Conclusion: A Week That Felt Like a Lifetime
I’m Oh, So Busy…: A Week with Yoshimi is a game of profound ambition confined by the very format that enabled it. As a technical and managerial achievement for a first-time developer leading a global team, it is commendable. The assets are plentiful (322 sprites, 19 backgrounds, 18 tracks + voice-acting), the platform support is exhaustive, and the post-launch support (patches, ports, DLC) was diligent. This speaks to berry’s passion and work ethic.
As a narrative experience, however, it falters. The kinetic structure demands a story of relentless quality, yet IOSB’s script is bloated with repetitive introspection andTonally inconsistent. It promises a “dark comedy/drama” but often settles for a drizzle of melancholy punctuated by moments of crude humor that feel unearned. Yoshimi, intended as an everywoman grappling with modern anxieties, too often becomes a bore, her struggles rendered inert by the lack of narrative consequence or meaningful external conflict. The player observes her week but is rarely invited to feel it, a fatal flaw for a story reliant on empathy.

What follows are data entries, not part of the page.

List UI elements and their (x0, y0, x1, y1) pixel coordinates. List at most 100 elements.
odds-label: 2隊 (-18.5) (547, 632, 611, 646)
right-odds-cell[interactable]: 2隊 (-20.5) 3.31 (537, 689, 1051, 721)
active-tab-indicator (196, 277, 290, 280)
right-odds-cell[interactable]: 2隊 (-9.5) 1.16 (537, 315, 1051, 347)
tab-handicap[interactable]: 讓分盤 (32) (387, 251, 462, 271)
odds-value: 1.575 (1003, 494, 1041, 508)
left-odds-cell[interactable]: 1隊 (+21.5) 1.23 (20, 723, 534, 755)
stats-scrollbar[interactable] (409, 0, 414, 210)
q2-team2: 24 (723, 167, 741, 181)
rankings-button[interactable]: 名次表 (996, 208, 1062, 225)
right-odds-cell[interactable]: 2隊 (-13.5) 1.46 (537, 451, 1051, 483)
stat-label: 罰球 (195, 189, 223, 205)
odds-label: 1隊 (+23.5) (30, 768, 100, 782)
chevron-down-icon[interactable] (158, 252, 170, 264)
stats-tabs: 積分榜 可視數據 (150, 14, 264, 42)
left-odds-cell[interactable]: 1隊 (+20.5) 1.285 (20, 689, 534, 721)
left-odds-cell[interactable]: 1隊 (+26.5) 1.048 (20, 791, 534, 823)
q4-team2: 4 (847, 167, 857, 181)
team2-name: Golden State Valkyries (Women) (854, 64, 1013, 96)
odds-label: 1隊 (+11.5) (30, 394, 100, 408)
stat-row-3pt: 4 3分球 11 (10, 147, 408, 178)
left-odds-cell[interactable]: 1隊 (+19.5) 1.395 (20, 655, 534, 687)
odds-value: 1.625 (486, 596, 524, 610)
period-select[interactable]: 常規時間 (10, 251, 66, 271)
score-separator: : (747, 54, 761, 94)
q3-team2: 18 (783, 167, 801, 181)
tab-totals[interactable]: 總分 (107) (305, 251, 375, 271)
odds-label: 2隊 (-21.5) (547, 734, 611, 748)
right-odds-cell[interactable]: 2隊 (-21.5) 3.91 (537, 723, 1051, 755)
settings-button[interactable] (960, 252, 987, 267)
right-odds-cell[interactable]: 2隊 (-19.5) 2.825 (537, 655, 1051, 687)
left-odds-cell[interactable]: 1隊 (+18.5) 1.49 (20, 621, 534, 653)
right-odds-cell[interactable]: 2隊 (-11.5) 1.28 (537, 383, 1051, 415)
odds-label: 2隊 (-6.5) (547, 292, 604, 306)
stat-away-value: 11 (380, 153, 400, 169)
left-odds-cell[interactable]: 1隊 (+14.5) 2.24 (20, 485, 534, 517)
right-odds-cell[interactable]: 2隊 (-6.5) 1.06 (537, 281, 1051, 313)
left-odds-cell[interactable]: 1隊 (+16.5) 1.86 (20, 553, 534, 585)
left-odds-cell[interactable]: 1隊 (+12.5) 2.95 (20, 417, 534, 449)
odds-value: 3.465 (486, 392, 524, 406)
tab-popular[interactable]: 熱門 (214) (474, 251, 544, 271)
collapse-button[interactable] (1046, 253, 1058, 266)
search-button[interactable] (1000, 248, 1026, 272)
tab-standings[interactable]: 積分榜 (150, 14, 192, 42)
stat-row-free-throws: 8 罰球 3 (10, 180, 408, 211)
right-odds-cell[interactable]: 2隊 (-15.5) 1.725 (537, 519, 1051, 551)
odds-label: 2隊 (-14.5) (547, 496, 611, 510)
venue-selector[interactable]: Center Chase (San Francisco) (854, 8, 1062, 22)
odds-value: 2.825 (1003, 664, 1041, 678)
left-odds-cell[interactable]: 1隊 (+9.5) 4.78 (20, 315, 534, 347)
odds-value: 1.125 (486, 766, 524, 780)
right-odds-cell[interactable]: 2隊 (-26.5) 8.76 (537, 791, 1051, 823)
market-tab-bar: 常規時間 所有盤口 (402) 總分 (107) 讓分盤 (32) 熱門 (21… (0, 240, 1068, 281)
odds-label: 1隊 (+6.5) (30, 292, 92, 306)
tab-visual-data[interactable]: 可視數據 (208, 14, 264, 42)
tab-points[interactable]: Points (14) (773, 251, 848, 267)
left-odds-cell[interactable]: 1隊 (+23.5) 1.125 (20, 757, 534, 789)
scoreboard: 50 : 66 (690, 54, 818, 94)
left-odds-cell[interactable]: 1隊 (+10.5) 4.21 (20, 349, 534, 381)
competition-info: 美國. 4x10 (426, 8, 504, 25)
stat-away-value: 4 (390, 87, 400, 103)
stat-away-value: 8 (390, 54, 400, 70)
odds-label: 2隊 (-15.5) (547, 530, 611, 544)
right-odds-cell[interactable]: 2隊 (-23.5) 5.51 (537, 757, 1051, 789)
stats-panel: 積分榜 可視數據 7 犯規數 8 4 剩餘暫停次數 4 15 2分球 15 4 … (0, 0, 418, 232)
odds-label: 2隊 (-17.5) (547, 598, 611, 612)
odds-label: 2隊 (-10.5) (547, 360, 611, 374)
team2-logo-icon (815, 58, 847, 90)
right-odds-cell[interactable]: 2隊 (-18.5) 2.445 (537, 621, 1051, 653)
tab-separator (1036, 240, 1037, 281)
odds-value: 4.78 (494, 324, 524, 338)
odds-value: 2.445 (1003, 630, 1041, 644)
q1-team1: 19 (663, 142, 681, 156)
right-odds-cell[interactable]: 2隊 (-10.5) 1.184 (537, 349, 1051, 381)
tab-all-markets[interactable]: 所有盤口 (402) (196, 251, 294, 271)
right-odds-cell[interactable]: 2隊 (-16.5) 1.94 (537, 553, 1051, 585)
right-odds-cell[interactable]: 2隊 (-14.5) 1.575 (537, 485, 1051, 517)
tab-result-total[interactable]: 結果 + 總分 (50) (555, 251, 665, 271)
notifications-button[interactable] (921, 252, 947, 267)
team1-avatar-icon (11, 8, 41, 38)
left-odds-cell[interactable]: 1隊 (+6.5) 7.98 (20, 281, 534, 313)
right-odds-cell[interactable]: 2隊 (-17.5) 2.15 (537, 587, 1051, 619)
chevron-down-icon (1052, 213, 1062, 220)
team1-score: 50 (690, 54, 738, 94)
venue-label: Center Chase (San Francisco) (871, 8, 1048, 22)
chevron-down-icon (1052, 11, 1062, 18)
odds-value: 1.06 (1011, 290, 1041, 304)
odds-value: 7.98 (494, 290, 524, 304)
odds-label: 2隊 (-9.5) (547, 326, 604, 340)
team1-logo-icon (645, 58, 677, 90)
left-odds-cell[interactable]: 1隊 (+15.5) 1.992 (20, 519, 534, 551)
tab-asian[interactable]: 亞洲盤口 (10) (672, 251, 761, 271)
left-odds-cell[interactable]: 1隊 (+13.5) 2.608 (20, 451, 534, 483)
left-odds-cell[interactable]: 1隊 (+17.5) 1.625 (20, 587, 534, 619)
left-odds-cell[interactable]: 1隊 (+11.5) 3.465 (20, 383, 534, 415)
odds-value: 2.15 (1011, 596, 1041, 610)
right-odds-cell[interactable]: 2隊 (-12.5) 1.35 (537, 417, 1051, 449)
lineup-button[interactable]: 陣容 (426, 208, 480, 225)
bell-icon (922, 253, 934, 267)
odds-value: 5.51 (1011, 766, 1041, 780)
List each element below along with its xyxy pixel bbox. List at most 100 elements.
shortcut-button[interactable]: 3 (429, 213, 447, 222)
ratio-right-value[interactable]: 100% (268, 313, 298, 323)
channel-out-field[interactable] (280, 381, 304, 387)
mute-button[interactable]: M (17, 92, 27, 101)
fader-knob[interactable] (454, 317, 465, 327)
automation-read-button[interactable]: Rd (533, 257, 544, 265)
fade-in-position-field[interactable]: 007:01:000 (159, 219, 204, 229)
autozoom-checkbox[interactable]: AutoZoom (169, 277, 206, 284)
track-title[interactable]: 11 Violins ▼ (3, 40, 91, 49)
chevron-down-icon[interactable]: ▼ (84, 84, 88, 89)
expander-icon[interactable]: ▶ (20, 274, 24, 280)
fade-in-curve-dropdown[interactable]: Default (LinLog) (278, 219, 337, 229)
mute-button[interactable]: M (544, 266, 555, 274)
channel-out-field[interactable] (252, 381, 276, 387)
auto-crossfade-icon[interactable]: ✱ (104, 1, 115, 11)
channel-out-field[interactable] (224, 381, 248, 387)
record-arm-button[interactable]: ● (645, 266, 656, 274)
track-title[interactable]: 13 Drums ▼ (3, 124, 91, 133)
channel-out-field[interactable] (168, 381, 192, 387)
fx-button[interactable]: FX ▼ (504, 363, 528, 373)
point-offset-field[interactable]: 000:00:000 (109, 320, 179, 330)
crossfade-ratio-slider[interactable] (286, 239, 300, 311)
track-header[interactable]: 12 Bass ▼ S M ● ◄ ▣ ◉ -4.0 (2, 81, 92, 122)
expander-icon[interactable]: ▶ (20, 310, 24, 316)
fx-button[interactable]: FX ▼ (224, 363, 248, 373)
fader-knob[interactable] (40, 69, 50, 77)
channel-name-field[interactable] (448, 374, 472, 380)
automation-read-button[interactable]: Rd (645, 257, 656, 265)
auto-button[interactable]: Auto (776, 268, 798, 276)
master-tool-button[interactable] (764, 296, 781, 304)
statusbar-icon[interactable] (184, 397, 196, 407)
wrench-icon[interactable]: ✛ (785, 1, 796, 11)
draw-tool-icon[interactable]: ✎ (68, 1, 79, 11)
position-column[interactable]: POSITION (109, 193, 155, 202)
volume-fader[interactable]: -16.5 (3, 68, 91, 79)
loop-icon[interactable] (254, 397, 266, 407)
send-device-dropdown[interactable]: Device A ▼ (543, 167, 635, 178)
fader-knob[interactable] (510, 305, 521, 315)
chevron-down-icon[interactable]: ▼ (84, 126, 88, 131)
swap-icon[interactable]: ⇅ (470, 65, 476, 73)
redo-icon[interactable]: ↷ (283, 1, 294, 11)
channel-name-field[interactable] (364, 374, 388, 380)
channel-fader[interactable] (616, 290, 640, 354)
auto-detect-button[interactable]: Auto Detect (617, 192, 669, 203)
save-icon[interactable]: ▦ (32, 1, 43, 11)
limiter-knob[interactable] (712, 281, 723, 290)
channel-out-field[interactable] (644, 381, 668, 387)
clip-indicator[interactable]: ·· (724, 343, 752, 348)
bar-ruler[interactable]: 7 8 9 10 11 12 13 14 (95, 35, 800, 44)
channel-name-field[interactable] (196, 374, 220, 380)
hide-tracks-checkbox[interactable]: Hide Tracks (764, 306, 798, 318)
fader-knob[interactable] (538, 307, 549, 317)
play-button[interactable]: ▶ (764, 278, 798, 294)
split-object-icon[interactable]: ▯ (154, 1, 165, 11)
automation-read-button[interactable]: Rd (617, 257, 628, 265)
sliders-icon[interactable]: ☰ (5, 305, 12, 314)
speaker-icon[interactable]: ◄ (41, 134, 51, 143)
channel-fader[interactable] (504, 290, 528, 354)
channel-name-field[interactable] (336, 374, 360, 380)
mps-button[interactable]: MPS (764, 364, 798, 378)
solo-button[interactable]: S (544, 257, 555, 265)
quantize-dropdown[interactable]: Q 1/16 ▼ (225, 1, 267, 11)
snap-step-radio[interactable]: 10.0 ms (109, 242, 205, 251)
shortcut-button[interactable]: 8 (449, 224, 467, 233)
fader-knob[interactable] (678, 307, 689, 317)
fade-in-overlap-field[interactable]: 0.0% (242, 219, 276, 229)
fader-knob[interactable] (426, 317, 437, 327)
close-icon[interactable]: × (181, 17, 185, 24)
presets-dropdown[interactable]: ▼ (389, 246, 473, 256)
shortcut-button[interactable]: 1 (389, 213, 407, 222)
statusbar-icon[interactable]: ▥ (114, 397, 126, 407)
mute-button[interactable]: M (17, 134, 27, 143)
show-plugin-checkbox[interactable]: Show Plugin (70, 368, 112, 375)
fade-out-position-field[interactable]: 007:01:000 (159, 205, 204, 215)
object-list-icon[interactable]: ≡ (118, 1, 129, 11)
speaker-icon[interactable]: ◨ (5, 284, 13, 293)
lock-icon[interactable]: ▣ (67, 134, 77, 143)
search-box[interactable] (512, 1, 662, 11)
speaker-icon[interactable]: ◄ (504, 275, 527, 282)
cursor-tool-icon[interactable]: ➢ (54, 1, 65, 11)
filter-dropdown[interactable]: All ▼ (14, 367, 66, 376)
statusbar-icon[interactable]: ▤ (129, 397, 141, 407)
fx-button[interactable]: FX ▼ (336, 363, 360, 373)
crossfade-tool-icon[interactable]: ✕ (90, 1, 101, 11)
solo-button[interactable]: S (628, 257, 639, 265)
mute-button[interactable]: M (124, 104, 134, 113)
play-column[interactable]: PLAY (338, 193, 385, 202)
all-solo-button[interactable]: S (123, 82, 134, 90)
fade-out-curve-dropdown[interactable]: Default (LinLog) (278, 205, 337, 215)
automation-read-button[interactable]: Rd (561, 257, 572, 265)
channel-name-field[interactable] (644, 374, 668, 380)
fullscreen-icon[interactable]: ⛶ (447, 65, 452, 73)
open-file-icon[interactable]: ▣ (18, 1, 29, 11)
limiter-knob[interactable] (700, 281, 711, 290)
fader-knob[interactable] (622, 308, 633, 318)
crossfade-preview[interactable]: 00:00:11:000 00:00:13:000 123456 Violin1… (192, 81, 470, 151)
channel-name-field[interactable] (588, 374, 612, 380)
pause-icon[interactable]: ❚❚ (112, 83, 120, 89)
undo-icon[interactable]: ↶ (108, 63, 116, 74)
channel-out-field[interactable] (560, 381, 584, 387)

Its place in video game history is secure as a representative artifact of the accessible, personal, and platform-diverse indie visual novel wave of the late 2010s/early 2020s. It demonstrates the power of Ren’Py to turn a writer’s spec script into a released product. But its artistic execution ensures it will be remembered more in development post-mortems and niche VN databases than in critical canon. For the curious player, the demo is essential—it will either resonate with its specific, anxious frequency or confirm the critiques of its pacing and tone. Ultimately, IOSB is a valiant, visible effort that proves not all personal stories, when rendered verbatim into an interactive medium, automatically translate into compelling interactive experiences. It is a game that is very busy indeed, but too often busy going in circles.